The survey, conducted between July 2 and July 9, revealed a notable decrease in cash allocations among fund managers, dropping to an "uber-low" of 3.6% from 4.1% in June. This decline in cash reserves is significant, as it approaches a level that historically triggered a contrarian sell signal from Bank of America. The results indicate a growing confidence in the economy, with a record 54% of respondents predicting a "no landing" scenario, suggesting that they do not foresee a recession in the near future. In stark contrast, only 2% of those surveyed expect a hard landing for the global economy.
The survey also highlighted a shift in investment strategies, particularly in U.S. equities. Fund managers have increased their allocations to U.S. stocks, marking the highest overweight position since December 2024. This optimism is further reflected in the ongoing interest in global semiconductor stocks, which has remained the most crowded trade for three consecutive months, with 82% of investors citing it as a key area of focus.

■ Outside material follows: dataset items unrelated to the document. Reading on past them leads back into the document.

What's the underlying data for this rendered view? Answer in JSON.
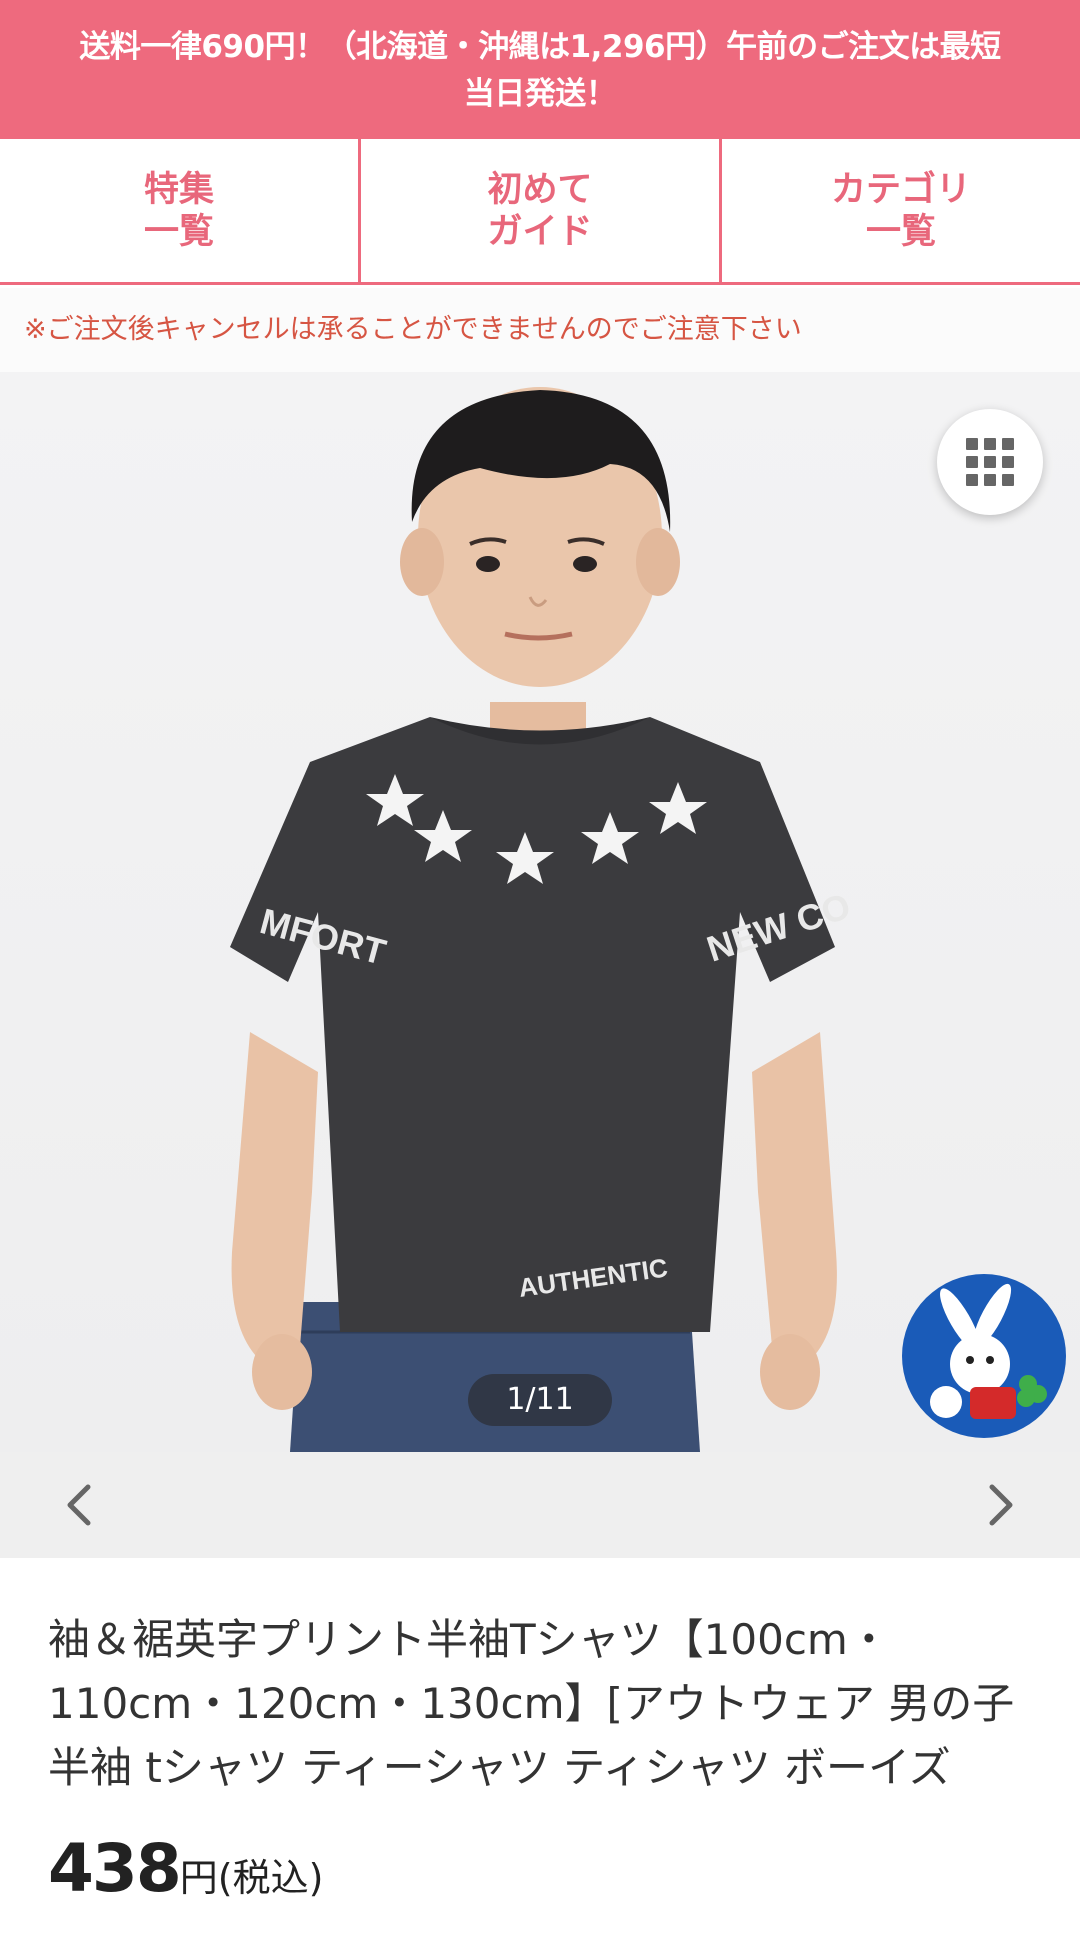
{
  "banner": {
    "line1": "送料一律690円！（北海道・沖縄は1,296円）午前のご注文は最短",
    "line2": "当日発送！"
  },
  "nav": {
    "items": [
      {
        "line1": "特集",
        "line2": "一覧"
      },
      {
        "line1": "初めて",
        "line2": "ガイド"
      },
      {
        "line1": "カテゴリ",
        "line2": "一覧"
      }
    ]
  },
  "notice": "※ご注文後キャンセルは承ることができませんのでご注意下さい",
  "gallery": {
    "counter": "1/11",
    "icons": {
      "grid": "grid-icon",
      "prev": "chevron-left-icon",
      "next": "chevron-right-icon",
      "mascot": "rabbit-mascot-icon"
    },
    "shirt_prints": {
      "sleeve_left": "MFORT",
      "sleeve_right": "NEW CO",
      "hem": "AUTHENTIC"
    }
  },
  "product": {
    "title": "袖＆裾英字プリント半袖Tシャツ【100cm・110cm・120cm・130cm】[アウトウェア 男の子 半袖 tシャツ ティーシャツ ティシャツ ボーイズ",
    "price": "438",
    "price_unit": "円",
    "price_tax": "(税込)"
  },
  "colors": {
    "brand_pink": "#ee6a7e",
    "notice_red": "#d65543",
    "shirt": "#3b3b3e",
    "mascot_blue": "#1a5bb8"
  }
}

While some investors have made adjustments to their technology positions, none reported taking short positions against the sector, indicating a general belief in its continued strength. Furthermore, a majority of respondents—61%—believe that major tech companies, often referred to as hyperscalers, are unlikely to cut their capital expenditures this year. Only 28% anticipate any reductions in spending.

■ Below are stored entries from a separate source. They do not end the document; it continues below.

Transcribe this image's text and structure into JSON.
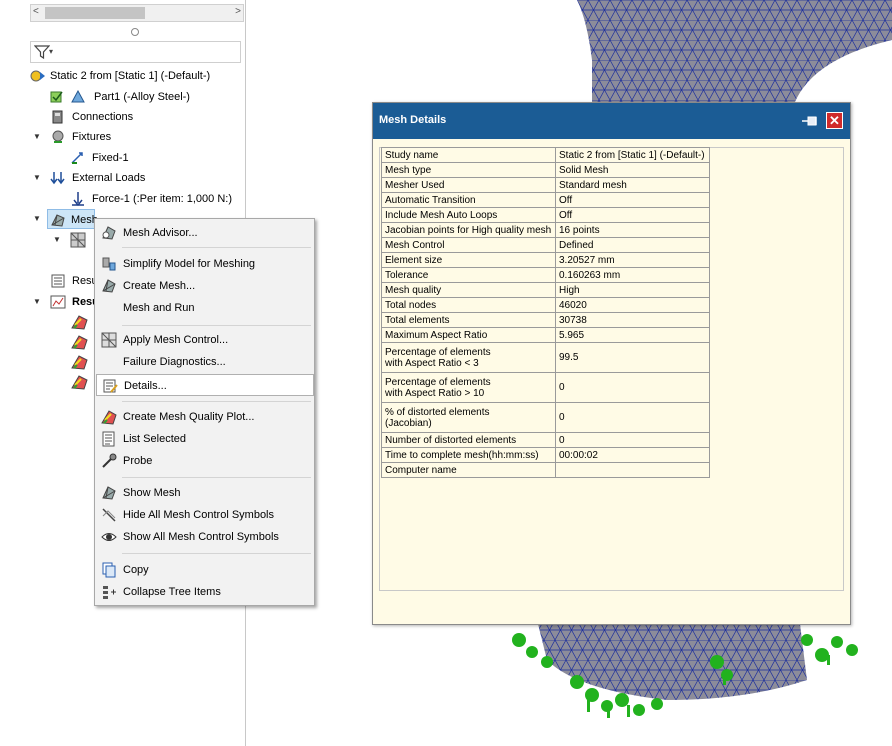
{
  "tree": {
    "filter_glyph": "▾",
    "scroll_left": "<",
    "scroll_right": ">",
    "nodes": [
      {
        "label": "Static 2 from [Static 1] (-Default-)"
      },
      {
        "label": "Part1 (-Alloy Steel-)"
      },
      {
        "label": "Connections"
      },
      {
        "label": "Fixtures"
      },
      {
        "label": "Fixed-1"
      },
      {
        "label": "External Loads"
      },
      {
        "label": "Force-1 (:Per item: 1,000 N:)"
      },
      {
        "label": "Mesh"
      },
      {
        "label": "Resu"
      },
      {
        "label": "Resu"
      }
    ]
  },
  "context_menu": {
    "items": [
      {
        "label": "Mesh Advisor...",
        "icon": "mesh-advisor-icon"
      },
      {
        "label": "Simplify Model for Meshing",
        "icon": "simplify-icon"
      },
      {
        "label": "Create Mesh...",
        "icon": "create-mesh-icon"
      },
      {
        "label": "Mesh and Run",
        "icon": ""
      },
      {
        "label": "Apply Mesh Control...",
        "icon": "mesh-control-icon"
      },
      {
        "label": "Failure Diagnostics...",
        "icon": ""
      },
      {
        "label": "Details...",
        "icon": "details-icon"
      },
      {
        "label": "Create Mesh Quality Plot...",
        "icon": "quality-plot-icon"
      },
      {
        "label": "List Selected",
        "icon": "list-icon"
      },
      {
        "label": "Probe",
        "icon": "probe-icon"
      },
      {
        "label": "Show Mesh",
        "icon": "show-mesh-icon"
      },
      {
        "label": "Hide All Mesh Control Symbols",
        "icon": "hide-icon"
      },
      {
        "label": "Show All Mesh Control Symbols",
        "icon": "eye-icon"
      },
      {
        "label": "Copy",
        "icon": "copy-icon"
      },
      {
        "label": "Collapse Tree Items",
        "icon": "collapse-icon"
      }
    ]
  },
  "dialog": {
    "title": "Mesh Details",
    "close_glyph": "✕",
    "rows": [
      {
        "key": "Study name",
        "value": "Static 2 from [Static 1] (-Default-)"
      },
      {
        "key": "Mesh type",
        "value": "Solid Mesh"
      },
      {
        "key": "Mesher Used",
        "value": "Standard mesh"
      },
      {
        "key": "Automatic Transition",
        "value": "Off"
      },
      {
        "key": "Include Mesh Auto Loops",
        "value": "Off"
      },
      {
        "key": "Jacobian points for High quality mesh",
        "value": "16 points"
      },
      {
        "key": "Mesh Control",
        "value": "Defined"
      },
      {
        "key": "Element size",
        "value": "3.20527 mm"
      },
      {
        "key": "Tolerance",
        "value": "0.160263 mm"
      },
      {
        "key": "Mesh quality",
        "value": "High"
      },
      {
        "key": "Total nodes",
        "value": "46020"
      },
      {
        "key": "Total elements",
        "value": "30738"
      },
      {
        "key": "Maximum Aspect Ratio",
        "value": "5.965"
      },
      {
        "key": "Percentage of elements\nwith Aspect Ratio < 3",
        "value": "99.5"
      },
      {
        "key": "Percentage of elements\nwith Aspect Ratio > 10",
        "value": "0"
      },
      {
        "key": "% of distorted elements\n(Jacobian)",
        "value": "0"
      },
      {
        "key": "Number of distorted elements",
        "value": "0"
      },
      {
        "key": "Time to complete mesh(hh:mm:ss)",
        "value": "00:00:02"
      },
      {
        "key": "Computer name",
        "value": ""
      }
    ]
  },
  "colors": {
    "dialog_title_bg": "#1b5c95",
    "dialog_body_bg": "#fffbe6",
    "mesh_gray": "#8c8c9a",
    "mesh_lines": "#1d2f9c",
    "fixture_green": "#22b21e"
  }
}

Despite the positive sentiment, concerns remain regarding potential risks in the market. The survey identified the risks associated with an AI bubble as the largest tail risk, with 45% of respondents flagging it as a significant concern. This reflects a cautious approach among investors, even as they express optimism about the broader economic landscape.
In terms of monetary policy, 83% of survey participants do not expect the Federal Reserve to raise interest rates before the U.S. midterm elections in November. This expectation of a stable interest rate environment may further bolster investor confidence and spending.
However, the survey also revealed a downward adjustment in oil price forecasts, with investors cutting their end-2026 projections to $71 a barrel, down from $86 in June. This reduction may reflect broader concerns about global demand and supply dynamics in the energy sector.
Overall, the findings from the Bank of America Global Fund Manager Survey indicate a significant shift in sentiment among investors, as fears of a recession ease and optimism about economic growth and AI-related investments rises. As fund managers recalibrate their strategies, the focus on U.S. equities and technology sectors suggests a belief in the resilience of the market, despite underlying risks that continue to warrant attention.